In vitro pharmacodynamics of nemonoxacin and other antimicrobial agents against Mycoplasma pneumoniae

Mycoplasma pneumoniae is the causative agent of respiratory infections in children and adults. Macrolide still plays a significant role in treating infections by M. pneumoniae. However, macrolide-resistant M. pneumoniae (MRMP) was encountered, causing more severe or prolonged disease worldwide from the early 2000s. Nemonoxacin is a newly developed C-8-methoxy non-fluorinated quinolone having broad-spectrum activity against gram-positive, gram-negative, and atypical pathogens in vitro, as well as general safety and well tolerance in vivo. This study aimed to assess the killing kinetics of nemonoxacin and other antimicrobial agents against MRMP and macrolide susceptible M. pneumoniae (MSMP) by static time-kill curves.

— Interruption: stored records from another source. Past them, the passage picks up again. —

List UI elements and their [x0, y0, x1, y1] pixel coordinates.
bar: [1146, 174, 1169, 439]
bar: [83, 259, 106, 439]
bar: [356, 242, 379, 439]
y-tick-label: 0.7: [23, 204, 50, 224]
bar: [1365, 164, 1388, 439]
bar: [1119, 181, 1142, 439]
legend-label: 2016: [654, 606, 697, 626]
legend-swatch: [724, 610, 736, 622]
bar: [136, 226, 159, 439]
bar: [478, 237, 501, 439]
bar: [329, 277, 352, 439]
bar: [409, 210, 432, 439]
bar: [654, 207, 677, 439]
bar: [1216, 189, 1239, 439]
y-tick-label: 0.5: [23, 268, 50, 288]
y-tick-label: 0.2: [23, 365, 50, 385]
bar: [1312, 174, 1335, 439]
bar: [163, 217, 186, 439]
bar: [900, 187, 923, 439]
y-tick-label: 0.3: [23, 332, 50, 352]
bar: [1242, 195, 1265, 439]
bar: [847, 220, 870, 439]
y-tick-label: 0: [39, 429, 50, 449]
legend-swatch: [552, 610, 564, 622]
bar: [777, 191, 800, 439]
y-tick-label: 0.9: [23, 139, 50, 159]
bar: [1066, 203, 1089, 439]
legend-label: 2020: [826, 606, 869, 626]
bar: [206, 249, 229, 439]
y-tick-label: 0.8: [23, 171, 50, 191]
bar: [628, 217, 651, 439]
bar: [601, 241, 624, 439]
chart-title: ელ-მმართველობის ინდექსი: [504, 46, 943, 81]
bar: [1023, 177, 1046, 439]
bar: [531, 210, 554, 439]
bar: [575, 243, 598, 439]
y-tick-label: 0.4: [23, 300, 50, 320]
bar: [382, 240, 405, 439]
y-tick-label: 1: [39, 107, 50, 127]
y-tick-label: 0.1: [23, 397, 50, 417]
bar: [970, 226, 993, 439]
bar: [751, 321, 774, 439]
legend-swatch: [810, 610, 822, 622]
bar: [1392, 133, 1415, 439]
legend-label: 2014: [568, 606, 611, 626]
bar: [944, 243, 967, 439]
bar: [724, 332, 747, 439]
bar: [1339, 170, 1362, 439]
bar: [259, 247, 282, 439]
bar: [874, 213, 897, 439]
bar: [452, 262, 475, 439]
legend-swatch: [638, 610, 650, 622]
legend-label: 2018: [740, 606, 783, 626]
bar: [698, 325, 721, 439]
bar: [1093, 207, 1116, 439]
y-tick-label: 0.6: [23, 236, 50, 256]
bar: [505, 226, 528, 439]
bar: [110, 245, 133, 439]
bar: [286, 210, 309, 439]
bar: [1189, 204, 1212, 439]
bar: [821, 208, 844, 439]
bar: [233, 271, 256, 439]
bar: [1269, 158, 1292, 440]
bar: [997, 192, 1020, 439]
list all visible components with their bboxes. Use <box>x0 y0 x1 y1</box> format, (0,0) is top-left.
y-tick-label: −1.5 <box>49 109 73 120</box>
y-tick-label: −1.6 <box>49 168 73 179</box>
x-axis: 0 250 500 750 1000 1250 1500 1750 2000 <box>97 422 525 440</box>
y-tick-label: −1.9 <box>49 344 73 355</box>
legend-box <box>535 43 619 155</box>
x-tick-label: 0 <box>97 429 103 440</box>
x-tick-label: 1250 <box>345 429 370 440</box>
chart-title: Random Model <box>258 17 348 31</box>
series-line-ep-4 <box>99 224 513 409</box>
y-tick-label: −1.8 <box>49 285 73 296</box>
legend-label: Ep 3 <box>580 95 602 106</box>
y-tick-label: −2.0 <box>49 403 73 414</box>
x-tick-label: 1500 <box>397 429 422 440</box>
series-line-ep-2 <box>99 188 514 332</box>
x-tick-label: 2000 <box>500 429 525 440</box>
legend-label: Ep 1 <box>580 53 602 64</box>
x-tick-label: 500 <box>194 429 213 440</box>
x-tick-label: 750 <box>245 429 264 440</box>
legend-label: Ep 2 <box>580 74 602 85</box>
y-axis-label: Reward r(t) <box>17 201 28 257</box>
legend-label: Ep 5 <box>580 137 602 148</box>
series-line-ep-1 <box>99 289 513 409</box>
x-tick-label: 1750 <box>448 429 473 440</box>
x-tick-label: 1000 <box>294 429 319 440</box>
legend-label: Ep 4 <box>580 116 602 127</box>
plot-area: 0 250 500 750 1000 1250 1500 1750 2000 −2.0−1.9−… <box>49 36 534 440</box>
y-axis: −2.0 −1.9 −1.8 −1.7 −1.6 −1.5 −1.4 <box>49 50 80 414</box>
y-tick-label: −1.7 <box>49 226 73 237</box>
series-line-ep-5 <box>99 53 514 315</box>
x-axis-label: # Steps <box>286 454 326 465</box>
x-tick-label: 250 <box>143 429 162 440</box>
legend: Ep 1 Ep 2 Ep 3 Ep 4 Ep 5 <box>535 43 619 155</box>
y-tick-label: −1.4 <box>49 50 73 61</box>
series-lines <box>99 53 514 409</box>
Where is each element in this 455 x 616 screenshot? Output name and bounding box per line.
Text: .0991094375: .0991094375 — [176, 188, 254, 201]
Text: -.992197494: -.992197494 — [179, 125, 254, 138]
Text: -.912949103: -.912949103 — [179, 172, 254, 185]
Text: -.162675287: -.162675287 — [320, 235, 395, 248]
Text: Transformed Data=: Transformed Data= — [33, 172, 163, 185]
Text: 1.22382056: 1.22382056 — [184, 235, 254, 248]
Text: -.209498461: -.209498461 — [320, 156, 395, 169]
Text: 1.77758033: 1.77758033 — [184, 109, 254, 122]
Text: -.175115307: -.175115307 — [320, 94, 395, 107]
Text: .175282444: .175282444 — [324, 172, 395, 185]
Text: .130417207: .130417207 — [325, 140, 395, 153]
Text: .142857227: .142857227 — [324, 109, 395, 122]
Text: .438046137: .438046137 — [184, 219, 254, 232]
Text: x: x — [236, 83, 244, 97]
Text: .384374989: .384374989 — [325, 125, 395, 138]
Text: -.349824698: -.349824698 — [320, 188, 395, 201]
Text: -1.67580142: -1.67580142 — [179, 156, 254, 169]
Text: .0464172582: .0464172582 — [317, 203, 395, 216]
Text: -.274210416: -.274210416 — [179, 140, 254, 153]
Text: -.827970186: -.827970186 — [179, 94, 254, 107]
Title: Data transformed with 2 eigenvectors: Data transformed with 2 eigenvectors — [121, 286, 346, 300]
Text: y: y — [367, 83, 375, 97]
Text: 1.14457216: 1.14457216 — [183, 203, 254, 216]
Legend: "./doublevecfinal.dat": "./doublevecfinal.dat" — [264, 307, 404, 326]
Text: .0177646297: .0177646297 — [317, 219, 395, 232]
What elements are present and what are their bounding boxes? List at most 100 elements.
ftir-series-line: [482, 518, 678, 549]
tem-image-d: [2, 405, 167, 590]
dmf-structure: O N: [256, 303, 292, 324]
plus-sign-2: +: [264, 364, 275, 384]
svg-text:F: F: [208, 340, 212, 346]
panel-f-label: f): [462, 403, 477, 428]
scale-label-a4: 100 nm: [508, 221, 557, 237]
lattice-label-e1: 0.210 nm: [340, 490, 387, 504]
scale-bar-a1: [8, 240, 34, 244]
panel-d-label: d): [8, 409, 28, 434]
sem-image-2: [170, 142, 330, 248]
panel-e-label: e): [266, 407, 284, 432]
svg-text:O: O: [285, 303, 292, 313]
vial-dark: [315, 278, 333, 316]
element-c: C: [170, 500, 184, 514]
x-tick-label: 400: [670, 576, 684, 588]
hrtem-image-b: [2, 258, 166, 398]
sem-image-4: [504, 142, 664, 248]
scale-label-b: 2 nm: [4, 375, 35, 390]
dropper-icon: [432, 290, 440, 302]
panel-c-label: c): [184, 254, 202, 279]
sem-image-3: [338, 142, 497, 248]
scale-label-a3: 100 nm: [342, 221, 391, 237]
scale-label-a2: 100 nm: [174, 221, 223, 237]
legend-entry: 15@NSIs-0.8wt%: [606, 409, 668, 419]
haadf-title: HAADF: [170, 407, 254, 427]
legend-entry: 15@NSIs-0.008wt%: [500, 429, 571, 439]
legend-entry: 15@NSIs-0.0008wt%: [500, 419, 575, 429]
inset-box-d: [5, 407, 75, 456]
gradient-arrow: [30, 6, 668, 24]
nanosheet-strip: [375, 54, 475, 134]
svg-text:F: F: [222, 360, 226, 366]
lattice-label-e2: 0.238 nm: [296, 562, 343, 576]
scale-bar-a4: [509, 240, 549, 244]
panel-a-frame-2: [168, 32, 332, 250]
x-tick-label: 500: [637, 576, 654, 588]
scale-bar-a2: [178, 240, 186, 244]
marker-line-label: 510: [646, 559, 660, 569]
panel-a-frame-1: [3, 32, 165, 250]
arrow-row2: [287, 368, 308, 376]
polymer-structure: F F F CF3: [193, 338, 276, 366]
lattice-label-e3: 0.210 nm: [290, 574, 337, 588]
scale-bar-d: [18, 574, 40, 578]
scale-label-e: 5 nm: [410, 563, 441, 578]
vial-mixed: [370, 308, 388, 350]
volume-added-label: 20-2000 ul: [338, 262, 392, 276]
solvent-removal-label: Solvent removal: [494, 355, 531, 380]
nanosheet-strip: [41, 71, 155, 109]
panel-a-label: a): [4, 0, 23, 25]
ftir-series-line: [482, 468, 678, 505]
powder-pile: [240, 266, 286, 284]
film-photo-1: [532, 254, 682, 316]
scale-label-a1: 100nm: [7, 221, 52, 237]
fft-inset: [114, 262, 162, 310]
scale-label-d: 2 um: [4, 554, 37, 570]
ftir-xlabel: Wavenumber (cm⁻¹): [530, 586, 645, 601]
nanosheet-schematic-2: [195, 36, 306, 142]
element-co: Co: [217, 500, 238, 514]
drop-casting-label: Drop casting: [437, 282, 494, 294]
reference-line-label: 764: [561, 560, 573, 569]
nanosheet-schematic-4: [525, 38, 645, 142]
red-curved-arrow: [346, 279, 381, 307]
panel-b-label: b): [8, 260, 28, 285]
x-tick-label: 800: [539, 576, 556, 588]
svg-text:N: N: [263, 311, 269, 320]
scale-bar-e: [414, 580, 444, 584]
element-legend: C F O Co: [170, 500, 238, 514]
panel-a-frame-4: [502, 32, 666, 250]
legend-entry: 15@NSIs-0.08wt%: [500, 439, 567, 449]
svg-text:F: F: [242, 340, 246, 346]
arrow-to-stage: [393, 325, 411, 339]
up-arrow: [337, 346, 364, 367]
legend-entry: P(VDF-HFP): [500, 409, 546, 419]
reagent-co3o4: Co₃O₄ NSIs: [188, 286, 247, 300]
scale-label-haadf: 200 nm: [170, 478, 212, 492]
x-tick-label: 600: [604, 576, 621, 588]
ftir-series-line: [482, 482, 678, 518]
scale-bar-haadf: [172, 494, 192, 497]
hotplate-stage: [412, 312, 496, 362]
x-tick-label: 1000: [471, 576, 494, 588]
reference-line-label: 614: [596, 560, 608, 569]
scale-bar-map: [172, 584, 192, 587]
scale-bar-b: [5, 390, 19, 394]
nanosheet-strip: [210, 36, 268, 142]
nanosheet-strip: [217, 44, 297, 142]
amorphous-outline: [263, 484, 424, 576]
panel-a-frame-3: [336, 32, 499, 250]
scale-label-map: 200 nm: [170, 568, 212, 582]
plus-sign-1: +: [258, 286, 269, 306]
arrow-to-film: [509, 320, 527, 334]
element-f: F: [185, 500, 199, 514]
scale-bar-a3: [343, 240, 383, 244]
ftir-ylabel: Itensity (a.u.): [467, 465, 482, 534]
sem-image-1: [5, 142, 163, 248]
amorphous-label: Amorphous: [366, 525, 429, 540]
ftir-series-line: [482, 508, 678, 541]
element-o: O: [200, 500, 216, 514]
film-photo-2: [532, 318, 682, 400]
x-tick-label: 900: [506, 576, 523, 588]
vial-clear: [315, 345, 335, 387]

In addition, the pharmacodynamic analyses of these drugs were determined by the sigmoid E-max model. The static time-kill curves indicated that nemonoxacin had good mycoplasmacidal activity against both MSMP and MRMP strains. The pharmacodynamic analysis demonstrated that the mycoplasmacidal effect of nemonoxacin was greater than those of moxifloxacin and levofloxacin based on the K-max, displaying a dualism of concentration dependency in low minimum inhibitory concentrations (MICs) and time dependency in high MICs. Therefore, nemonoxacin demonstrated efficacy against M. pneumoniae in vitro and is a potential candidate for clinical studies for assessing its therapeutic effects against M. pneumoniae infections. The killing pattern or PK/PD characteristics of nemonoxacin against M. pneumoniae from in vitro data, animal studies, or clinical studies merit further evaluation for treating infections caused by the organism.